Alberta’s Opposition Leader says Premier Jason Kenney is treating illegal blockaders with kid gloves to curry favour with them and their supporters at a crucial upcoming party leadership vote.
Rachel Notley said it’s indicative of a Premier and a United Conservative government too often willing to sacrifice principles for short-term votes and support.
“We are a nation of laws and it’s time this UCP government remember that these laws apply to everyone – even if you happen to want their vote in the leadership review,” she told reporters Monday.
“The sight of an elected government being bent to the will of criminals should be of grave concern to everyone regardless of their political beliefs.
“The UCP has tossed out their values for votes.”
Ms. Notley made the comments as protesters against vaccine mandates, in trucks and other vehicles, continued a week-long demonstration at the Coutts border crossing in southern Alberta, tying up traffic in both directions.
Sympathy vehicle-driven protests in Calgary and Edmonton that began on the weekend have subjected residents to traffic tie-ups and honking horns while some businesses have been forced to close early.
A week after saying Alberta’s vaccine passport would probably be in place until the end of March, Mr. Kenney now says he’ll announce a timeline this week to end health restrictions earlier, starting with the passport.
While COVID-19 hospitalizations remain high – 1,584 as of Friday – Mr. Kenney has said the data suggests the numbers have stabilized and that the current wave of Omicron-driven COVID-19 has peaked, allowing for health rules to be eased.
Ms. Notley said this accelerated timeline is not tied to medicine but owing to protesters putting the squeeze on a Premier facing low poll numbers, a restive party and a potentially fractious leadership review in just over two months.
She added that Mr. Kenney and his government members have spoken out and acted swiftly when confronted with previous blockades, making their denunciations of this blockade mere whispers by comparison.
In October, 2019, Mr. Kenney’s government members swiftly denounced climate-change protesters blocking a downtown Edmonton bridge for 70 minutes during morning rush hour.
In 2020, when an environmental protest blocked railway tracks west of Edmonton for 12 hours, Mr. Kenney’s government passed legislation to add penalties to those who would block critical infrastructure.
UCP members are slated to meet up April 9 in Red Deer to vote on whether they continue to have faith in Mr. Kenney’s leadership. That vote had been slated for the fall but was moved up late last year as Mr. Kenney faced renewed discontent in caucus.
Mr. Kenney has been whipsawed by party members over his handling of COVID-19. Some believe he has acted too late and done too little on health restrictions, pushing the hospital system beyond normal capacity, while others say he has gone too far and invoked COVID-19 health rules that needlessly violate personal freedoms.

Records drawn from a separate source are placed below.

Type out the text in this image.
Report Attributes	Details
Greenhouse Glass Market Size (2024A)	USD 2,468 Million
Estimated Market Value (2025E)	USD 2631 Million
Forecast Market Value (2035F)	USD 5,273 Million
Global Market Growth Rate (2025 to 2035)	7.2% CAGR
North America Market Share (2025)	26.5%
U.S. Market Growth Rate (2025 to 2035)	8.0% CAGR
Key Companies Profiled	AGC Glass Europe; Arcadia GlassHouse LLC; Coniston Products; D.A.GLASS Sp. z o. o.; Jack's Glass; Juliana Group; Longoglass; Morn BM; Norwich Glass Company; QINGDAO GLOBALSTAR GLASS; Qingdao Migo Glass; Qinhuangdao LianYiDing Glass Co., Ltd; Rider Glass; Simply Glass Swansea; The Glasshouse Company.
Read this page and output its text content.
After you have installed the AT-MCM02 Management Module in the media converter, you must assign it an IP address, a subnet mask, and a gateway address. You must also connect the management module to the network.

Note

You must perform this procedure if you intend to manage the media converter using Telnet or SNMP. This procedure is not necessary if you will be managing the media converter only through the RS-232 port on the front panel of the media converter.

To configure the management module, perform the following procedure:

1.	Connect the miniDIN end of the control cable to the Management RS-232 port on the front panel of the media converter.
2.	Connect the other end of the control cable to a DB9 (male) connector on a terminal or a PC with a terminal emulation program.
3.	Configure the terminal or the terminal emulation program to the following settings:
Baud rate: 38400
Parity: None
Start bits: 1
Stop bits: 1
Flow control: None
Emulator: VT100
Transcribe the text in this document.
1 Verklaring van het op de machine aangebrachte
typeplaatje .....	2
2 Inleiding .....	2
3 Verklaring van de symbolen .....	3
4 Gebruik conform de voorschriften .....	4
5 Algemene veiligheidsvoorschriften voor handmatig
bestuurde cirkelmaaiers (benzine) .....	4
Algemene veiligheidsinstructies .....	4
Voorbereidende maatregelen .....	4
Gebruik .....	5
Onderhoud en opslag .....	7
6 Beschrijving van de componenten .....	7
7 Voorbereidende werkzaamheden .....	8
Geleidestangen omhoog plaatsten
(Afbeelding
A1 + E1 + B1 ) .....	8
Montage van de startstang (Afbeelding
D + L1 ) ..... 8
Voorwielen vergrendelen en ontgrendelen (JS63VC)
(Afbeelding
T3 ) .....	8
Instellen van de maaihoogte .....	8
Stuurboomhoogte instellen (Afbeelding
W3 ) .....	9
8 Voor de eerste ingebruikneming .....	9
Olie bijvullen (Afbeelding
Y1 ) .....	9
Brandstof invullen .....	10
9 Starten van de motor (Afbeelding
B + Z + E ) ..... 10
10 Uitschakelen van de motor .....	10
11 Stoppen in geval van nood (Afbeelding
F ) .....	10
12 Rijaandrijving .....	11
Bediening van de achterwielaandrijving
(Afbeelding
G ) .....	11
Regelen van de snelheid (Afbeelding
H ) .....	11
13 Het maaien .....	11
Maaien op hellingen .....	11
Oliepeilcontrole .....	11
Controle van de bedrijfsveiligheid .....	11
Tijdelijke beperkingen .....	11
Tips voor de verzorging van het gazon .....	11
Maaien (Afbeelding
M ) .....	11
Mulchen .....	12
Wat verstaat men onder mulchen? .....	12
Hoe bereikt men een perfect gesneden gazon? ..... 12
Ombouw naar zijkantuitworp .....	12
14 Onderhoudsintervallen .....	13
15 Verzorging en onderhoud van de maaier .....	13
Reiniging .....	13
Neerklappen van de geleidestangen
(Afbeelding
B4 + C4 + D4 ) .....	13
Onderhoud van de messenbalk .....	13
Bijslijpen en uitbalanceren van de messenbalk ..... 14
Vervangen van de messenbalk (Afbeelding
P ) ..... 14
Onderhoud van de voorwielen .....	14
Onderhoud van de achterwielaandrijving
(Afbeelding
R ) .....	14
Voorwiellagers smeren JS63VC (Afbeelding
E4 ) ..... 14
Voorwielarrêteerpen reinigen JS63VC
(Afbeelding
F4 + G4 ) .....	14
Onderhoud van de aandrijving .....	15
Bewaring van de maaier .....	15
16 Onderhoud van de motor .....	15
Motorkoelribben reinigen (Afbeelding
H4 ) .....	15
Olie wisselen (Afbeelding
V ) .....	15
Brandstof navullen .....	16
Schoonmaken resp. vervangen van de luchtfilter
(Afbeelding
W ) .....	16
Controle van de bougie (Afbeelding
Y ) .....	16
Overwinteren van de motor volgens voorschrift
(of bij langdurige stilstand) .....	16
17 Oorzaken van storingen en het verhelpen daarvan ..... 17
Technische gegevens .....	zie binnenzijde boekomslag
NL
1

Mr. Kenney is also facing pushback from municipal leaders over his planned cancellation of health rules.
The Premier has said he may change laws governing municipalities to prevent cities and towns from keeping their own health restrictions, putting them out of step with the province and thereby causing confusion among residents.
Edmonton Mayor Amarjeet Sohi said last week his city may keep some health rules if they feel it’s necessary to keep vulnerable Albertans, particularly young children, safe and said he expects Mr. Kenney to respect local autonomy.
Alberta Municipalities, the organization representing towns, cities and villages, echoed that sentiment, noting Mr. Kenney made the announcement without any prior consultation with local leaders.
Calgary Mayor Jyoti Gondek called for a meeting with the province and municipal leaders, saying on Twitter, “Municipalities must be engaged in reviewing data and understanding the science behind the provincial direction.
“This is a collective responsibility.”